Jean- Pierre DUTILLEUX va lui permettre de découvrir l’immensité de ce monde qu’il ne connaît pas, des éléments de leurs cultures au cours de conversations , en lui offrant un Atlas, avant d’organiser des voyages qui vont lui permettre de parler au nom des peuples d’Amazonie , menacés dans leur existence par la déforestation accélérée de la forêt amazonienne.Raoni va découvrir , de l’avion qui l’emmène hors de son territoire , son monde, cette immense forêt amazonienne , petite au regard du reste du monde qui l’entoure.Il va découvrir la « civilisation », de grandes capitales , rencontrer des personnes célèbres ( hommes politiques , célébrités de la télévision, le Pape ..) sans que jamais cela entame son attachement à son pays, l’Amazonie, son peuple et les peuples qui y vivent , son attachement aux traditions. Bien au contraire . Devant les menaces de disparaître ,ce qu’il a pu découvrir et expérimenter a renforcé sa détermination :lutter pour maintenir un mode de vie qu’il ne juge en aucun cas inférieur à celui de ces pays qu’il a pu parcourir, mais dont il comprend -même s’il reste confiant dans la volonté de ses défenseurs- qu’il est sans doute condamné à disparaître.

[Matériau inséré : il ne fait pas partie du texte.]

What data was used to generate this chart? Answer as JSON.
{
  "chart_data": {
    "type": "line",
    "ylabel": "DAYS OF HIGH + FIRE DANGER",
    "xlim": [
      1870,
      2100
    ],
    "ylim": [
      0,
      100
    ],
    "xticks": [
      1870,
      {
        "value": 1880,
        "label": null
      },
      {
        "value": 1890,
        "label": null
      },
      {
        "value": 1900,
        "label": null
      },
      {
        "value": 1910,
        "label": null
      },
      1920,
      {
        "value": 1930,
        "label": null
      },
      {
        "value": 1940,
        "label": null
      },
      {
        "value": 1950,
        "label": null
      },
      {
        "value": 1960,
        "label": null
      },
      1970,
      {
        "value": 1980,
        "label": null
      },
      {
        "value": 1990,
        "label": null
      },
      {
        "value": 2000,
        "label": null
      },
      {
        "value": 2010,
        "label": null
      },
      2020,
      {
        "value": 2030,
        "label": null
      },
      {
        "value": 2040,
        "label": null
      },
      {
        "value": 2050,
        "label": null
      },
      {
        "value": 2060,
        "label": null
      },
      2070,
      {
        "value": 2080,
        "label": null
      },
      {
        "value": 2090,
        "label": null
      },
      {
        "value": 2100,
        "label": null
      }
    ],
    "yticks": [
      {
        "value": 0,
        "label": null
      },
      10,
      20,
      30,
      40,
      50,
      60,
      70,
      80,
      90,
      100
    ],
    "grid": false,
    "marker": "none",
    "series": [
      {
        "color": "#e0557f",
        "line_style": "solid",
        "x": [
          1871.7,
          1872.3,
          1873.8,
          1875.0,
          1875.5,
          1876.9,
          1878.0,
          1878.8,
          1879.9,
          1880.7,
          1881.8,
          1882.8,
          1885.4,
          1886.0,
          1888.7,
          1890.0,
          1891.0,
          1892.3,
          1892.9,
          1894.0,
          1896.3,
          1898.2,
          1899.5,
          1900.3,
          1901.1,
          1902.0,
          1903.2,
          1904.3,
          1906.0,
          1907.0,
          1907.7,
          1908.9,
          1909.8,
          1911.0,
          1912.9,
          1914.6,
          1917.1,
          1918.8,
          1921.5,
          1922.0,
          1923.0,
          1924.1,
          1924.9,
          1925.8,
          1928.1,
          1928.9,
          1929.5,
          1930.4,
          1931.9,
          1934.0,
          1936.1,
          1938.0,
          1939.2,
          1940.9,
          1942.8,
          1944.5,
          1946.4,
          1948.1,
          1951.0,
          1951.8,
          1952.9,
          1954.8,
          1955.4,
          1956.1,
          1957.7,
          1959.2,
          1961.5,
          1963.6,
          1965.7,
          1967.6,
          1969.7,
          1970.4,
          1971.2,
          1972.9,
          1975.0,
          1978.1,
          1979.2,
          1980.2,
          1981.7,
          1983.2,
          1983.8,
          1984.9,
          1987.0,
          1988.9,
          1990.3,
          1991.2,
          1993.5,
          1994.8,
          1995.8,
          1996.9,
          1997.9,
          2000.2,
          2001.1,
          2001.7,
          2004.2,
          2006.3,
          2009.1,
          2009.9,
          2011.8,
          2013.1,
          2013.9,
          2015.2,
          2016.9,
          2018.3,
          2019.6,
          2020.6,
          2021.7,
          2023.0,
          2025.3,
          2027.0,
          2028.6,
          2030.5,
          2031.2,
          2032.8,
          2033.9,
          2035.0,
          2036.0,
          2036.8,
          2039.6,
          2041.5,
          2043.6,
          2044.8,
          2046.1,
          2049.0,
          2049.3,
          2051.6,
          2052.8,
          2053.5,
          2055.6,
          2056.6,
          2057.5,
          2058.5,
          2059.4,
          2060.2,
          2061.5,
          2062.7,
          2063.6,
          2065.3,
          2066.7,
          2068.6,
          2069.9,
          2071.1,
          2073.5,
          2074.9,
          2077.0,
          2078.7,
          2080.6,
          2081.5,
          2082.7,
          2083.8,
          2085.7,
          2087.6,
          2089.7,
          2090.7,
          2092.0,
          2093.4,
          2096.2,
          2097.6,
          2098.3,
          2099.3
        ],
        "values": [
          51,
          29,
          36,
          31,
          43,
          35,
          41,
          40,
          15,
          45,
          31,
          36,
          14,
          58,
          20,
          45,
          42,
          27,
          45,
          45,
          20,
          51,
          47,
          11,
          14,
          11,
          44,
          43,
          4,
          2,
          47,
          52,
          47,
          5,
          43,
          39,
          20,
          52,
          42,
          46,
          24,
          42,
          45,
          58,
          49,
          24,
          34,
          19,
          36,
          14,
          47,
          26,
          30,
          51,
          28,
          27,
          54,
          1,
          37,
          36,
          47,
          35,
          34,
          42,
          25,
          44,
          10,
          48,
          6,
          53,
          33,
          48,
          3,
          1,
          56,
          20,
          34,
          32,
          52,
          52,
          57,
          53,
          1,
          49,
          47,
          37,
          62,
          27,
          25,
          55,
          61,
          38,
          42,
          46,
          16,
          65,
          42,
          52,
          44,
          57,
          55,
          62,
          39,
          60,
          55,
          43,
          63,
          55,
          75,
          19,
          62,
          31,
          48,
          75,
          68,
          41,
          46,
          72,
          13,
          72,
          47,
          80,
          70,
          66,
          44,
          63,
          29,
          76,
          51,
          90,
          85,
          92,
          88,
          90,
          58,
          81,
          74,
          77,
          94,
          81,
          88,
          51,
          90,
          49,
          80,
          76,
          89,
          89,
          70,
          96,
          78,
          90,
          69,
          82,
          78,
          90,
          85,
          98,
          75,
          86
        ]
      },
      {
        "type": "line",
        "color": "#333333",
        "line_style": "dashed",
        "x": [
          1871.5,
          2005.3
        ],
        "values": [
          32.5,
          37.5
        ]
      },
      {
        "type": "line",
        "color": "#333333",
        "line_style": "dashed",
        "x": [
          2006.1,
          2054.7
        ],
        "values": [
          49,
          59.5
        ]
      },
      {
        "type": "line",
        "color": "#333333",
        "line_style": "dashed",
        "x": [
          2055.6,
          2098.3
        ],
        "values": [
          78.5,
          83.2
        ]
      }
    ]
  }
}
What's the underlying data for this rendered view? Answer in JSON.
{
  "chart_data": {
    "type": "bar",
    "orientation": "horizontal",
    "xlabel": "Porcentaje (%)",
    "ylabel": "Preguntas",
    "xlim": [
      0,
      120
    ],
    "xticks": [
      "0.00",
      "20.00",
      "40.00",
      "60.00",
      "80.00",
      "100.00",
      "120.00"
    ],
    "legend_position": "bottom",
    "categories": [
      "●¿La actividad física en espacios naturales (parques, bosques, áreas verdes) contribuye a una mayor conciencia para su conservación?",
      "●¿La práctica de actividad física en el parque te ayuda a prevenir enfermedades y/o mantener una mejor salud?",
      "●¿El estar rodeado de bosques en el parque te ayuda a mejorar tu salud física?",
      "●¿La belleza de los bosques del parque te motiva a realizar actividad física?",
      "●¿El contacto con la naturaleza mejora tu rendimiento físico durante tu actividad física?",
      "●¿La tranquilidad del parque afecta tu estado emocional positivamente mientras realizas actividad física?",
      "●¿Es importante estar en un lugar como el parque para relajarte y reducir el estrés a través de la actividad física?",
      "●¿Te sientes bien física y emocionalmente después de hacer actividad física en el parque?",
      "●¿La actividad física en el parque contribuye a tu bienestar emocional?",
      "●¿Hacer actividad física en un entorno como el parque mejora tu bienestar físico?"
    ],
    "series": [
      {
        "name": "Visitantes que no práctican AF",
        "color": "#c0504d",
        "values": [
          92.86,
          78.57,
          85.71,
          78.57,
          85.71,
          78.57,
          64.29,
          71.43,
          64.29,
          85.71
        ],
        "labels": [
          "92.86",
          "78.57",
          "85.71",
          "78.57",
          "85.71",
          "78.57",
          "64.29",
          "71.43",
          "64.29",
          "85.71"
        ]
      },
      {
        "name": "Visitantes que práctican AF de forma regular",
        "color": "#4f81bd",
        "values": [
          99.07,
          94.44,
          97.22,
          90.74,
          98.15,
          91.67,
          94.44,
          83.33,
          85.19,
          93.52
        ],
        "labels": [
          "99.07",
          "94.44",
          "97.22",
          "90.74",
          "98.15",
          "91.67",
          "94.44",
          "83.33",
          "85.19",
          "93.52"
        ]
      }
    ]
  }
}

« Après ma mort, j’aimerais que les indiens vivent tranquilles dans la forêt , qu’ils puissent chasser, pêcher et aussi chanter et danser au village. C’est cela la vie des Kayapos », écrit-il à la fin de son testament.
Refus de disparaître, refus de voir la forêt amazonienne disparaître, prise de conscience que son destin est intimenent lié à celui de l’humanité et , sans doute, que celui de l’humanité est lié au sien, que son combat a valeur universelle .
Pour l’être humain que je suis ,la conviction que cette lutte inégale entre des peuples aux cultures traditionnelles et une civilisation qui n’est plus que l’action conjuguée d’une économie dominée par le capitalisme , la finance et la technologie n’est pas jouée. Elle ne l’est pas parce qu’elle est en résonance avec la prise de conscience écologique d’une partie croissante des populations du monde.
Pour le moment il reste à espérer que la CPI comprendra que l’enjeu de cette lutte est, d’une certaine manière, une Justice qui , au nom de l’Humanité, affirmerait que l’Humanité s’appauvrirait de la disparition de tous les peuples et cultures qui sont AUSSI l’Humanité.
« Lorsqu’un peuple- qui occupait une position telle dans le monde que personne ne peut immédiatement la reproduire, dans la mesure où ce peuple présente toujours une vision du monde que lui seul peut incarner-, une ville ou même seulement un groupe de personnes est détruit, ce n’est pas seulement un peuple, une ville ni même un certain nombre d’hommes qui est détruit , mais une partie du monde commun qui se trouve anéantie : un aspect sous lequel le monde se montrait et qui ne pourra plus jamais se montrer. L’anéantissement ici n’équivaut pas simplement à une forme de disparition du monde, mais concerne également celui qui l’a perpétré. La politique au sens strict du terme n’a pas tant affaire aux hommes qu’au monde qui est entre eux et qui leur survivra; dans la mesure où elle est devenue destructrice , et où elle provoque la ruine du monde elle détruit et s’anéantit elle-même. Autrement dit :plus il y a de peuples dans le monde qui entretiennent les uns avec les autres telle ou telle relation, plus il se créera de monde entre eux et plus ce monde sera grand et riche » Hannah ARENDT Qu’est-ce que la politique?